NH: I actually had no idea who Winnie Mandela was. Obviously, I knew she was Nelson Mandela’s wife, but I thought the role was basically going to revolve around her supporting him. I had no idea that she was a political activist in her own right, and that she was integral to the anti-Apartheid movement.
KW: What is your vision of her?
NH: I found her to be the most complex character I’ve ever played. She’s almost seven different characters in one. She’s done some controversial things that are very difficult to justify. She’s also a woman of immense compassion. And she’s a person of the people. In South Africa, she’s known as Mother Africa, and is loved and admired by many for having helped hundreds of thousands of people. So, she’s complex, and very hard to define in a brief space of time.
KW: Did you spend any time with Winnie’s daughters Zenani and Zindzi Mandela in preparation for the film?
NH: Yes, I had an opportunity to go out to dinner with both Zenani and Zindzi.
KW: Did you actually shoot on location in the prisons in Jo'burg, Robben Island and Pretoria?
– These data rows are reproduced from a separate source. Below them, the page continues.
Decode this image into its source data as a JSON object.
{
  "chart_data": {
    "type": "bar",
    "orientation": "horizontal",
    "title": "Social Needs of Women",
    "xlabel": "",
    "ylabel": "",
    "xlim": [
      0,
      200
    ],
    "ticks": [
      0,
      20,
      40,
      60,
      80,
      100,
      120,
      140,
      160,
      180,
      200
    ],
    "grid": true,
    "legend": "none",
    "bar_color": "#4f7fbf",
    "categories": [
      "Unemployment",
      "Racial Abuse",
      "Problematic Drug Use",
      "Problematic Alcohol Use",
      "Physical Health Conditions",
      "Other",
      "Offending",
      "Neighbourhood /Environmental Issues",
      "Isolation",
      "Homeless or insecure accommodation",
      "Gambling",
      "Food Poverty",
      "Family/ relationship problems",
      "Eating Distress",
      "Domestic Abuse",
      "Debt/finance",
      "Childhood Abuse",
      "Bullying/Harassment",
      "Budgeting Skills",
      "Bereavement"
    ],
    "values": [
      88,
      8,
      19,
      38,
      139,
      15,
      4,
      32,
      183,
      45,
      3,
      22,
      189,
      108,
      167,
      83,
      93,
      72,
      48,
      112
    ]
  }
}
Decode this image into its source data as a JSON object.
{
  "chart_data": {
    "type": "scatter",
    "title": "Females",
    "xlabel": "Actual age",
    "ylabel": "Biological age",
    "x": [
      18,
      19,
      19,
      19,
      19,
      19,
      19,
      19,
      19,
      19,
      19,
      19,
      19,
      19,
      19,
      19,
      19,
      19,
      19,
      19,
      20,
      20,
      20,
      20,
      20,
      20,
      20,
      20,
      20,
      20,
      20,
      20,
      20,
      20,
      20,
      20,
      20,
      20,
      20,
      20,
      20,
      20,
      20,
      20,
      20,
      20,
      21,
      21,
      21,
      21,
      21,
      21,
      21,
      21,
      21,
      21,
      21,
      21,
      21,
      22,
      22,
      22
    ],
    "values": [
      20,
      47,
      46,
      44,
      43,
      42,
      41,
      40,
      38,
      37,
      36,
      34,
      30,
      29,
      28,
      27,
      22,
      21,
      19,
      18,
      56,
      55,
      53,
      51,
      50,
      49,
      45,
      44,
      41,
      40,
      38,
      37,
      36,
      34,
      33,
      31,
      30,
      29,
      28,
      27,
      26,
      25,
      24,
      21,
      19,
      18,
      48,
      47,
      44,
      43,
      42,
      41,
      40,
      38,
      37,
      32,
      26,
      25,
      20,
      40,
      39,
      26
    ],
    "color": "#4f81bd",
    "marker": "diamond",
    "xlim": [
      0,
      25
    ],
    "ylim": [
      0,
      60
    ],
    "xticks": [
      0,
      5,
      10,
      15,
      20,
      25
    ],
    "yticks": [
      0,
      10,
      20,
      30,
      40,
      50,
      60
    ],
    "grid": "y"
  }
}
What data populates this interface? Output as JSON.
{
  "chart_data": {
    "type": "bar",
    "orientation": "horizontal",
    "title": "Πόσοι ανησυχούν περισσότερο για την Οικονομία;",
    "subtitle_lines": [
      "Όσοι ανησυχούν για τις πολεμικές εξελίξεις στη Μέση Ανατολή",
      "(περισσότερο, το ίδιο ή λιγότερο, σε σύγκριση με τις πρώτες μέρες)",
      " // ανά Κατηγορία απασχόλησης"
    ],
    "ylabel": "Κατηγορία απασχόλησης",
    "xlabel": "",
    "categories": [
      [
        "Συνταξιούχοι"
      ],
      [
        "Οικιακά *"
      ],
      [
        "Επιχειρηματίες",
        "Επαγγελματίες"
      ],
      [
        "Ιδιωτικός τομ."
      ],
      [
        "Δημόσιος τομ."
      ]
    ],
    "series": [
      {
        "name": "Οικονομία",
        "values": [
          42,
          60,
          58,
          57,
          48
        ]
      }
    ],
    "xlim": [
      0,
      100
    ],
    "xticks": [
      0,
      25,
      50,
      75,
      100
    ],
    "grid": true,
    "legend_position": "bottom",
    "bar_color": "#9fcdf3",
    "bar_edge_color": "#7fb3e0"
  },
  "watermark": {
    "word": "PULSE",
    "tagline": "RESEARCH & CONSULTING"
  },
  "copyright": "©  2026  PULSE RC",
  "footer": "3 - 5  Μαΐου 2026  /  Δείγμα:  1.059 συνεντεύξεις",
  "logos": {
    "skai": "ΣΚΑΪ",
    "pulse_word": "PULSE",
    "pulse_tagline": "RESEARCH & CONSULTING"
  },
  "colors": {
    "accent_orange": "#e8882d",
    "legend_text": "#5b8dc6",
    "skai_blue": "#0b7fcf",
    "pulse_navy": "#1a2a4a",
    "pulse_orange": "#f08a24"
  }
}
NH: No. However, we did shoot in South Africa, in Cape Town and Johannesburg, and in the actual courthouse where the trial took place. So, there are some historical moments which were filmed on location in the same places where they originally happened.
KW: What do you want audiences to remember most about the movie?
NH: In terms of Winnie, it’s not my place to judge her and some of the actions that she’s taken. What I wanted to do was show with as much compassion as possible a comprehensive and detailed portrayal of how she started out in life, why she made the choices she made, and who she ultimately became. I hope to bring some understanding to the woman.
KW: Did you have any reservations about playing Winnie? Many actresses might have declined the role given her tarnished image.
NH: No, it’s not like I always want to play saints. The sinners are actually much more interesting to play, because they’re more complex. And as an actor, that’s what you’re always looking for, complexity and layers.
KW: Was it a blessing or a bane to be cast as a Bond girl?
NH: Definitely a blessing. Definitely! I’m very proud of my role as Eve, and really enjoyed the experience. And it’s been a great boost for my career. So, 100 percent a blessing.